アニミズム的なの存在論の観点から見れば、不活性物質としての現実という概念に疑問が生じ、意識と知性についてのより広範な理解が可能になる。

アニミズムの視点を通して UAP と NHI を考えることは、人間以外の知性を想像するための出発点を提供し、意識の具体化の多様な形態への理解につながる。

アニミズムの存在論から UAPの事例を調査すると、人間以外の存在との非対称的な遭遇と相互交流の可能性が明らかになる。
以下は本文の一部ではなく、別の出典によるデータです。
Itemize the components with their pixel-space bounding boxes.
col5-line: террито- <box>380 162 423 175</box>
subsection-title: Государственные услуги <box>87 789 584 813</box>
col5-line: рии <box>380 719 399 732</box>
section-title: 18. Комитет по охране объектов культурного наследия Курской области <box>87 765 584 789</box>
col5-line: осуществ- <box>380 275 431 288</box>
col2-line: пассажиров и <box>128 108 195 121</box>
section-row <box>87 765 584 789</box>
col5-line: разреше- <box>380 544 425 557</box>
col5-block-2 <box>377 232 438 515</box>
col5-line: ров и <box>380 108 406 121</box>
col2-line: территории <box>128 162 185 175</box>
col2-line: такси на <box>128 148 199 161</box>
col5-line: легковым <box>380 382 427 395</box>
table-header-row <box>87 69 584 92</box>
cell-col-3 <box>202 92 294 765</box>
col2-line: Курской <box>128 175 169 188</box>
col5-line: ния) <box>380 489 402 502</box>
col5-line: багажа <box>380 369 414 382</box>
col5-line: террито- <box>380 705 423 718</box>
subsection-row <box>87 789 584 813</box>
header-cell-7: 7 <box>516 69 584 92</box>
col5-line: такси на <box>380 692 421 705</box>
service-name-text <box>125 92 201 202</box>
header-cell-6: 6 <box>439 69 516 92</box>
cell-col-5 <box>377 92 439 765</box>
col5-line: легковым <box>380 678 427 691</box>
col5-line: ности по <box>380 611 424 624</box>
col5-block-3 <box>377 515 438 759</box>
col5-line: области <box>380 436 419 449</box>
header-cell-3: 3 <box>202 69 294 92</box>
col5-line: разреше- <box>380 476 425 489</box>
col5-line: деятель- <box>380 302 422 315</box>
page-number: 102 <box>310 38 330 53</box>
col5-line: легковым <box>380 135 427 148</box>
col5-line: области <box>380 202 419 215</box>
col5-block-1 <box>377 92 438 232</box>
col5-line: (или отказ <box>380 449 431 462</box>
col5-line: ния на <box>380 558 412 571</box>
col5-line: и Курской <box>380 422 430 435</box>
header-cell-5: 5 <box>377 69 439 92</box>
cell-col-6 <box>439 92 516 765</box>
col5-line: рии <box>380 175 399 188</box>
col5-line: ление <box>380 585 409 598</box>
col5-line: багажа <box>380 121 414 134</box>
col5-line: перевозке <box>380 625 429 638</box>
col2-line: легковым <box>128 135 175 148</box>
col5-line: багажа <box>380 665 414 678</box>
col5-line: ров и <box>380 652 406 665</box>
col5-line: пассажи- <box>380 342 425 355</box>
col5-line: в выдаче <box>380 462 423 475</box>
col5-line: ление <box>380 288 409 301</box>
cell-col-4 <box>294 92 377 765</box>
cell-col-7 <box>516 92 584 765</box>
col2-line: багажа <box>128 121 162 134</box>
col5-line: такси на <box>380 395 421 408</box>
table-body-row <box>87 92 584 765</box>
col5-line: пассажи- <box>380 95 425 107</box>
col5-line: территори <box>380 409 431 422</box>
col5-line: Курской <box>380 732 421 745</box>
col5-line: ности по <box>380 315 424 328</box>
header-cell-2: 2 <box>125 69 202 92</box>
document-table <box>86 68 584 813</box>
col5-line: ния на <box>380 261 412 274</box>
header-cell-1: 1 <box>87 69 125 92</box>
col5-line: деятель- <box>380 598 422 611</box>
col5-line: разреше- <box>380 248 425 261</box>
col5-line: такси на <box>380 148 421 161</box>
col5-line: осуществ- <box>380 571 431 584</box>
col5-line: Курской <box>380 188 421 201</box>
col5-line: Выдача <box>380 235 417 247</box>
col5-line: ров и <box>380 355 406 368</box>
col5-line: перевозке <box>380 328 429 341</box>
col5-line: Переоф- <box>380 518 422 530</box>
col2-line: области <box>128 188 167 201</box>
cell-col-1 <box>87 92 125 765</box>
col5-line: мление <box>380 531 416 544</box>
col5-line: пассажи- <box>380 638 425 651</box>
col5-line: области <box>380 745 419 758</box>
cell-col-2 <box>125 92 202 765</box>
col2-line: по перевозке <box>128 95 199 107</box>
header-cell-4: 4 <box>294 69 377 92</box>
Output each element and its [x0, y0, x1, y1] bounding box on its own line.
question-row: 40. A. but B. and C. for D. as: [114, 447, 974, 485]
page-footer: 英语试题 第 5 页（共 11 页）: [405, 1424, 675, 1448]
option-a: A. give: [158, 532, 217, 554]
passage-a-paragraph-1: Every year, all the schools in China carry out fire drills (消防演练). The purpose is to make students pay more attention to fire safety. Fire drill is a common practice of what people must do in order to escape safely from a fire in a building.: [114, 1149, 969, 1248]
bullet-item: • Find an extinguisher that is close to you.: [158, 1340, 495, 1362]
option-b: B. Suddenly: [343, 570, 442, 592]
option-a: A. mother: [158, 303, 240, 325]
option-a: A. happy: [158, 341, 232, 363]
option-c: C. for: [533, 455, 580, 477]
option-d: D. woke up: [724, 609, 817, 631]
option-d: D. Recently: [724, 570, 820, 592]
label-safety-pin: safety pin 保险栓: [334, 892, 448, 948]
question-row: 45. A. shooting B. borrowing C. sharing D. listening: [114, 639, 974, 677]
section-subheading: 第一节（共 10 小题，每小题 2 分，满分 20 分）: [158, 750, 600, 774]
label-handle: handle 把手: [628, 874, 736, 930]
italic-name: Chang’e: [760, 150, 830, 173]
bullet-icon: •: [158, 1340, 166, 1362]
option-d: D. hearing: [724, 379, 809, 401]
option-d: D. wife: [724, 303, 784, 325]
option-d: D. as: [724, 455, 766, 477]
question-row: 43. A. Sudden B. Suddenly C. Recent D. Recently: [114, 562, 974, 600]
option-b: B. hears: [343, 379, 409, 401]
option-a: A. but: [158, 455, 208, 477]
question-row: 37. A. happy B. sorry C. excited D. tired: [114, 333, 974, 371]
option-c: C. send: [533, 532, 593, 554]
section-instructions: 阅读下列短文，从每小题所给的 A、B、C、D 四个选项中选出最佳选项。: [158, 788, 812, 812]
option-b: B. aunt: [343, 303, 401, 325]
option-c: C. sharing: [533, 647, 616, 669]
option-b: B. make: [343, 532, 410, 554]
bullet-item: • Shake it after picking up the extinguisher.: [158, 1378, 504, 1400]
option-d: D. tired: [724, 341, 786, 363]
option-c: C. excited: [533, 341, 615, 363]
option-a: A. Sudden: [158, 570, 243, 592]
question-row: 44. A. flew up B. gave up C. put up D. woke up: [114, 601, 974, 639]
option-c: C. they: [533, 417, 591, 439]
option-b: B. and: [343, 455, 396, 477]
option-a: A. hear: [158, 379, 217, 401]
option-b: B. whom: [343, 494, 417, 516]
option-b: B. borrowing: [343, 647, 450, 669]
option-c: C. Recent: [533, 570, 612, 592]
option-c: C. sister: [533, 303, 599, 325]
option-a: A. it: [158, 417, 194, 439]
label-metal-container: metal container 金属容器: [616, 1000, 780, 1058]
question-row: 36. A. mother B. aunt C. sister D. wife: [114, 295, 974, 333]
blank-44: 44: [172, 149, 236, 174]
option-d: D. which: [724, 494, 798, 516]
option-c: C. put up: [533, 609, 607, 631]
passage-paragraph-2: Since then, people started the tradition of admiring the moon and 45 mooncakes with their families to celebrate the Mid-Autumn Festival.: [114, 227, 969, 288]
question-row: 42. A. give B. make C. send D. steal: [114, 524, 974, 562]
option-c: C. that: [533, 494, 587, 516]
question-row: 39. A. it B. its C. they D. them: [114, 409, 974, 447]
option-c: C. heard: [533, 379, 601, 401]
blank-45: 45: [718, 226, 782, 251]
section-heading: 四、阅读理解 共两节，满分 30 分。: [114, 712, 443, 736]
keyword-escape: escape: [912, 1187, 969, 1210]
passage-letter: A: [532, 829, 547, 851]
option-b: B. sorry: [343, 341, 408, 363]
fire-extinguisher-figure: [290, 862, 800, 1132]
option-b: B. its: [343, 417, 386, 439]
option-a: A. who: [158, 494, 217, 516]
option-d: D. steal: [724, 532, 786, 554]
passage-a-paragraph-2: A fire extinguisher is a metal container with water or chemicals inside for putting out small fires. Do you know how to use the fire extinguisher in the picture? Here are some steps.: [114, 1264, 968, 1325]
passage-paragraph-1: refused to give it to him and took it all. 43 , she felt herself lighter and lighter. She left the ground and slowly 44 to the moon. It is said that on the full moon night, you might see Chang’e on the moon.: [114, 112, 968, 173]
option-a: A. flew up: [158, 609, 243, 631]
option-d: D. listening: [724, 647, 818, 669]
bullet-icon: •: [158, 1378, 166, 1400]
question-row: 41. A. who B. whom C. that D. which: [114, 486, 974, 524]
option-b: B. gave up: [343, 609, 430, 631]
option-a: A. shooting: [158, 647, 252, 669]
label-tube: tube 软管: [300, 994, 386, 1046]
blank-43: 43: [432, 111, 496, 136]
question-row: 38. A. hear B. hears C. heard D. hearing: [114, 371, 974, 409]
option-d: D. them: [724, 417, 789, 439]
それは伝統的な宗教的観点への挑戦でもある。

豊かで多様な自己意識が存在する世界を受け入れることで、NHI についての普遍的な概念とさまざまな考え方が可能になり、その性質や起源についての時期尚早な判断を避けることができる。

                                以上

閑話休題:

昨日紹介したダイアナ・パスルカの講演で言及されていたジョン・E・マックの邦訳本『エイリアン・アブダクションの深層 意識の変容と霊性の進化に向けて 』(ナチュラル・スピリット社)を電子書籍で購入して読み始めている。

自分は「アブダクション」というだけで拒絶反応があるため(エイリアンに誘拐されて人体実験されたりチップを埋め込まれたりとか想像するだけで悍ましい)、これまでなら決して手に取らなかった本だが、ダイアナ・パスルカが肯定的に評価しているのと、翻訳者の大野龍一氏がインドの哲学者J.クリシュナムルティの本「既知からの自由」の訳者でもあり、それはなかなかよかったので信用できると思い読んでみようと思った(大野龍一氏はこの本を訳してからまもなく亡くなったと知った。ご冥福を祈る)。

読み始めたら、中身は「アブダクション本」というよりは、接近遭遇事例の主観的な側面を掘り下げた内容であり、確かに古典の名に値する本だと思った(まだ途中だが)。

UFO/UAP現象についてはどうしても物理的現象やテクノロジーの側面が強調されがちだが(そういうのを「ボルト・アンド・ナッツ式」というらしい)、ダイアナ・パスルカのような宗教学的アプローチや、このピーター・スカフィッシュのような哲学的なアプローチの方が自分には関心がある。

SOLファウンデーションの取り組みは総合的なアプローチを指向しているので、今後の発展を期待を持って見守りたいと思っている。